As usual, business was at its peak on the roads and when this reporter met with Fuseini Musah, a fodder seller from Kpongo, who was carrying a huge load of leaves on his bicycle and wanted to find out why he was engaged in such business, he has this to say: "I have no job to keep my family and we must live at all cost".

"Is it not better to slash tree leaves and make a living than going to take to arms and rob and kill people to make a living?, Should I go and steal to feed my family, no no.. Don't ask me such foolish questions next time. By the way, are the trees for you, and may I also ask whether you are a stranger in Wa. This business is far older than you and your father", he irritated.

Just as Mr. Musah was struggling to paddle away, five women emerged from the same direction with leaves, each of them struggling to reach to the livestock dealers who were on the road to patronise their goods.

Mothers as they were, they were very polite and humorous in their talk: "Our in-law, it is not easy for us. The five of us you see fend for ourselves. Our husbands are dead and we have been neglected by their family members even though we have children with them".

One can find these leave sellers in every corner of Wa, whether it is a market day or any other day. One would account several numbers of motorists, cyclists and Pick-Up vehicle owners carrying leaves of various species from the Wa Forest for their animals.

All trees that are known to be suitable for animal fodder had had their leaves slashed causing near extinction of valuable trees, some of which have medicinal values.

Mr.
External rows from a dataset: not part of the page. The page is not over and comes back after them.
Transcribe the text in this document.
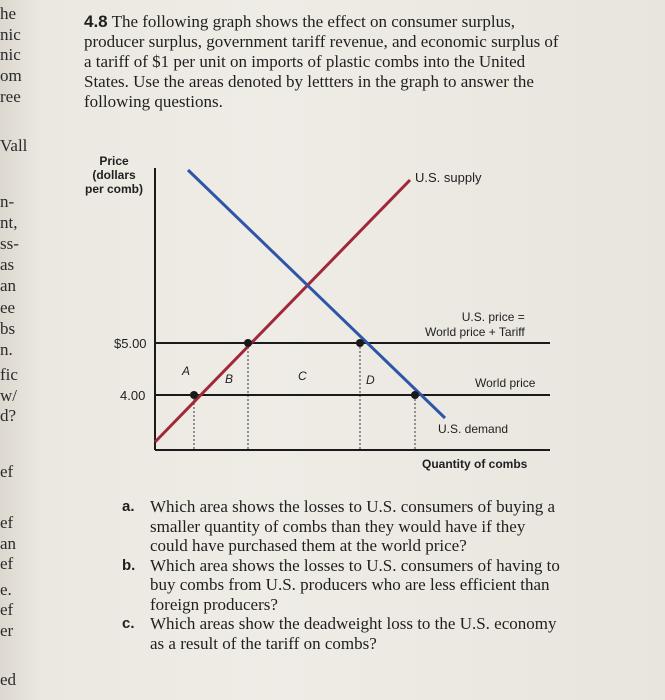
he
nic
nic
om
ree
Vall
n-
nt,
ss-
as
an
ee
bs
n.
fic
w/
d?
ef
ef
an
ef
e.
ef
er
ed
4.8 The following graph shows the effect on consumer surplus, producer surplus, government tariff revenue, and economic surplus of a tariff of $1 per unit on imports of plastic combs into the United States. Use the areas denoted by lettters in the graph to answer the following questions.
Price
(dollars
per comb)
U.S. supply
U.S. price =
World price + Tariff
$5.00
4.00
A
B	C	D	World price
U.S. demand
Quantity of combs
a. Which area shows the losses to U.S. consumers of buying a smaller quantity of combs than they would have if they could have purchased them at the world price?
b. Which area shows the losses to U.S. consumers of having to buy combs from U.S. producers who are less efficient than foreign producers?
c. Which areas show the deadweight loss to the U.S. economy as a result of the tariff on combs?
Torto Bafo, an Environmentalist, who spoke to the GNA said the practice was in a huge proportion and was likely to cause a desert condition in the communities.

He appealed to government and non-governmental organisations to provide small- scale dams in the communities to help the people to undertake dry season gardening to improve their personal economies and allow the vegetation to renew itself.

Mr. Bafo called on Ghanaians to change their negative attitude towards the environment as the country joins the global fight against climate change.

He said the public should be educated to appreciate the importance of trees, saying: "The existence of man depends largely on the environment, especially trees" pointing out that any negative behaviour towards the environment would affect the future of humankind.

He called on district assemblies and traditional authorities in the communities to enforce laws that protect economic trees, especially the shea and dawadawa, which are now being fell for charcoal production. Mr. Bafo said environmental studies in schools should be taken serious so that students would help educate their parents to change their attitude towards the environment.